CHEEREIO has built in preprocessing functions to translate raw ObsPack data, as downloaded from NOAA, into a form compatible with the GEOS-Chem ObsPack diagnostic. To use this functionality, set preprocess_raw_obspack_files to true in ens_config.json and provide a path to the raw files in the raw_obspack_path entry. However, some users report that NOAA ObsPack data is not quite standardized. If you run into preprocessing errors, you should set preprocess_raw_obspack_files to false and supply an already populated directory of manually preprocessed files. Details for how to do this are provided in the ObsPack diagnostic documentation for GEOS-Chem; feel free to use the code provided in CHEEREIO as a model. See the Observation settings page for more information on ensemble configuration settings for ObsPack.

Descriptions of the ObsPack preprocessing functions are below.

make_filter_fxn(start_date, end_date, lat_bounds=None, lon_bounds=None)

Generate a function that will filter raw ObsPack data (i.e. downloaded directly from NOAA) and keep only data within certain date and location bounds. The output filter function also does additional filtering and reformatting regardless of these bounds.

Parameters

  • start_date (datetime) – Date of earliest ObsPack data to include

  • end_date (datetime) – Date of latest ObsPack data to include

  • lat_bounds (list) – If filtering by latitude, a list of two latitudes representing minimum and maximum latitude to be kept. If None, ignore.

  • lon_bounds (list) – If filtering by longitude, a list of two longitudes representing minimum and maximum longitudes to be kept. If None, ignore.

Returns

A filter function for filtering and formatting raw ObsPack data.

Return type

Function

prep_obspack(raw_obspack_dir, gc_obspack_dir, filename_format, start_date, end_date)

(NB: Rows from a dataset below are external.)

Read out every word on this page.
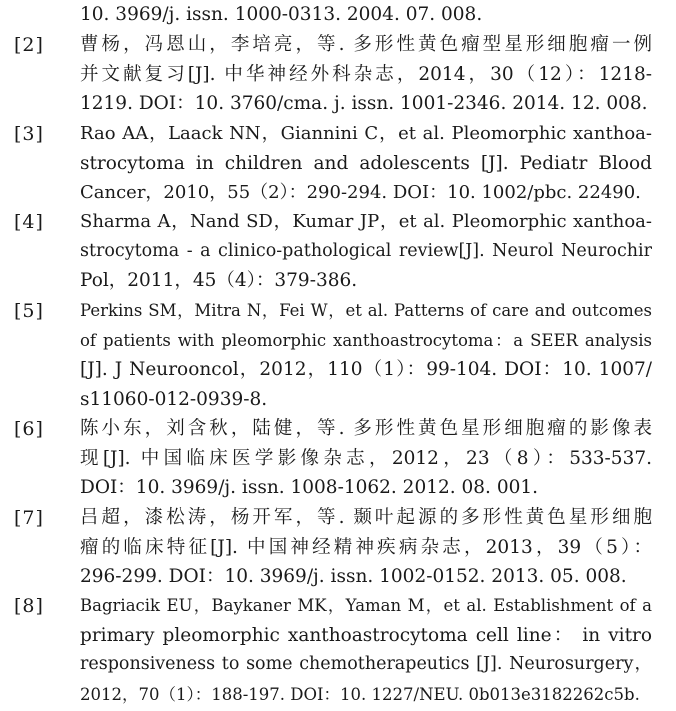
10. 3969/j. issn. 1000-0313. 2004. 07. 008.
[2]	曹杨，冯恩山，李培亮，等. 多形性黄色瘤型星形细胞瘤一例
并文献复习[J]. 中华神经外科杂志，2014，30（12）：1218-
1219. DOI：10. 3760/cma. j. issn. 1001-2346. 2014. 12. 008.
[3]	Rao AA，Laack NN，Giannini C，et al. Pleomorphic xanthoa-
strocytoma in children and adolescents [J]. Pediatr Blood
Cancer，2010，55（2）：290-294. DOI：10. 1002/pbc. 22490.
[4]	Sharma A，Nand SD，Kumar JP，et al. Pleomorphic xanthoa-
strocytoma - a clinico-pathological review[J]. Neurol Neurochir
Pol，2011，45（4）：379-386.
[5]	Perkins SM，Mitra N，Fei W，et al. Patterns of care and outcomes
of patients with pleomorphic xanthoastrocytoma：a SEER analysis
[J]. J Neurooncol，2012，110（1）：99-104. DOI：10. 1007/
s11060-012-0939-8.
[6]	陈小东，刘含秋，陆健，等. 多形性黄色星形细胞瘤的影像表
现[J]. 中国临床医学影像杂志，2012，23（8）：533-537.
DOI：10. 3969/j. issn. 1008-1062. 2012. 08. 001.
[7]	吕超，漆松涛，杨开军，等. 颞叶起源的多形性黄色星形细胞
瘤的临床特征[J]. 中国神经精神疾病杂志，2013，39（5）：
296-299. DOI：10. 3969/j. issn. 1002-0152. 2013. 05. 008.
[8]	Bagriacik EU，Baykaner MK，Yaman M，et al. Establishment of a
primary pleomorphic xanthoastrocytoma cell line： in vitro
responsiveness to some chemotherapeutics [J]. Neurosurgery，
2012，70（1）：188-197. DOI：10. 1227/NEU. 0b013e3182262c5b.
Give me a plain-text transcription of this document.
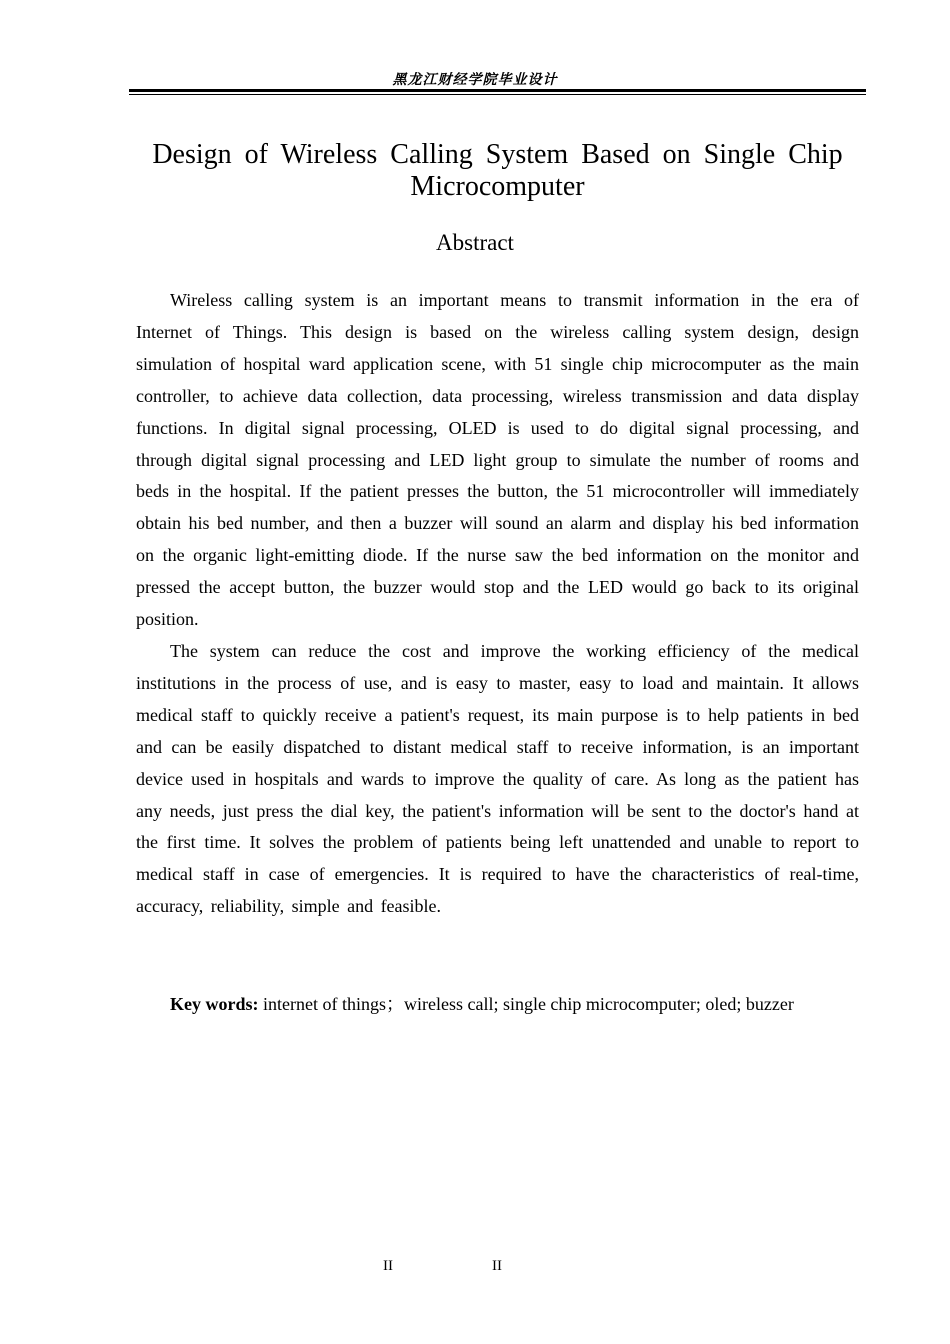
黑龙江财经学院毕业设计
Design of Wireless Calling System Based on Single Chip Microcomputer
Abstract

Wireless calling system is an important means to transmit information in the era of Internet of Things. This design is based on the wireless calling system design, design simulation of hospital ward application scene, with 51 single chip microcomputer as the main controller, to achieve data collection, data processing, wireless transmission and data display functions. In digital signal processing, OLED is used to do digital signal processing, and through digital signal processing and LED light group to simulate the number of rooms and beds in the hospital. If the patient presses the button, the 51 microcontroller will immediately obtain his bed number, and then a buzzer will sound an alarm and display his bed information on the organic light-emitting diode. If the nurse saw the bed information on the monitor and pressed the accept button, the buzzer would stop and the LED would go back to its original position.

The system can reduce the cost and improve the working efficiency of the medical institutions in the process of use, and is easy to master, easy to load and maintain. It allows medical staff to quickly receive a patient's request, its main purpose is to help patients in bed and can be easily dispatched to distant medical staff to receive information, is an important device used in hospitals and wards to improve the quality of care. As long as the patient has any needs, just press the dial key, the patient's information will be sent to the doctor's hand at the first time. It solves the problem of patients being left unattended and unable to report to medical staff in case of emergencies. It is required to have the characteristics of real-time, accuracy, reliability, simple and feasible.

Key words: internet of things；wireless call; single chip microcomputer; oled; buzzer
II	II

This is a preprocessing function, designed to take raw ObsPack files as downloaded from NOAA and process them into files compatible with CHEEREIO and the GEOS-Chem ObsPack diagnostic.

Parameters

  • raw_obspack_dir (str) – Directory where raw ObsPack data as downloaded from NOAA is stored. CHEEREIO takes this by default from the raw_obspack_path path in ens_config.json.

  • gc_obspack_dir (str) – Directory where processed ObsPack compatible with the GEOS-Chem ObsPack diagnostic will be saved. CHEEREIO takes this by default from the gc_obspack_path path in ens_config.json.

  • filename_format (str) – File format which CHEEREIO will use to save the preprocessed ObsPack data. CHEEREIO takes this by default from the obspack_gc_input_file entry in ens_config.json.

  • start_date (datetime) – Date of earliest ObsPack data to include. CHEEREIO takes this by default from the START_DATE entry in ens_config.json.

  • end_date (datetime) – Date of latest ObsPack data to include. CHEEREIO takes this by default from the END_DATE entry in ens_config.json.